The plaintiffs are seeking an order of the court affirming that they have suffered extreme mental torture and inhuman and degrading conditions having been kept on death row for more than 15 years and without access to adequate medical treatment, and that the first and second applicants should be released, and by virtue of their age and medical condition, they are entitled to be released forthwith from detention.

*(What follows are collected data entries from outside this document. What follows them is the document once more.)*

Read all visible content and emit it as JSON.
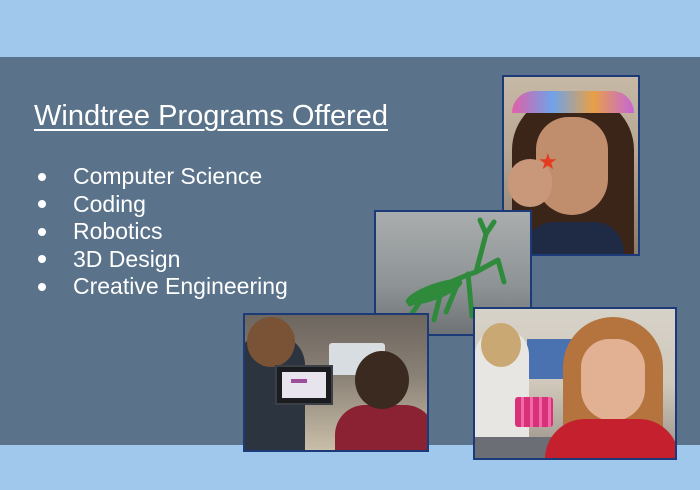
{
  "slide": {
    "title": "Windtree Programs Offered",
    "programs": [
      "Computer Science",
      "Coding",
      "Robotics",
      "3D Design",
      "Creative Engineering"
    ]
  },
  "colors": {
    "background_band": "#9fc8ec",
    "panel": "#5a738a",
    "text": "#ffffff",
    "photo_border": "#1d3a78"
  },
  "icons": {
    "bullet": "filled-circle"
  }
}
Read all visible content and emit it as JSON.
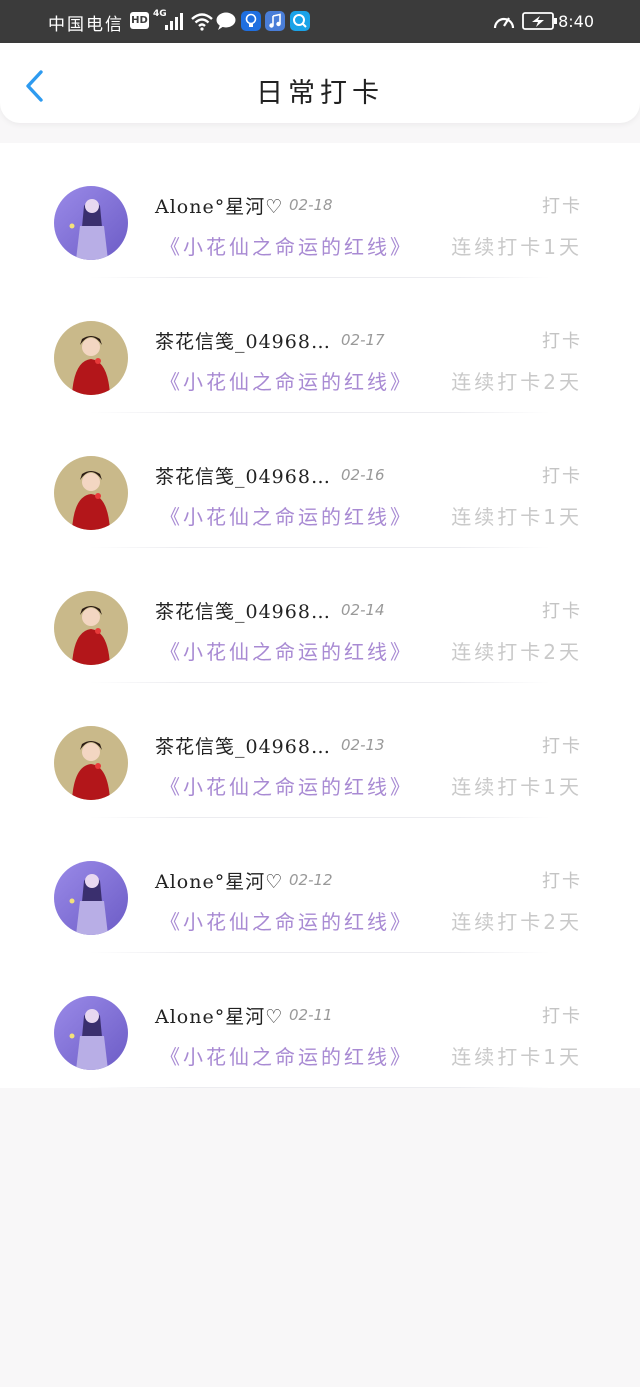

They also urged the court to direct the defendant to pay a monetary compensation of 50 000 000 Naira to the applicants for damages suffered as a result of the long years of imprisonment under cruel, degrading and inhuman conditions, among others.
However, at the resumed hearing of the case, Counsel to the Defendant, Barrister Unyime Ebuk urged the court to strike out the case for lack of coherence in the reliefs sought by the applicants, stating that their claims cannot be substantiated.
The panel has Justices Keikura Bangura and Januaria Tavares Silva Moreira Costa.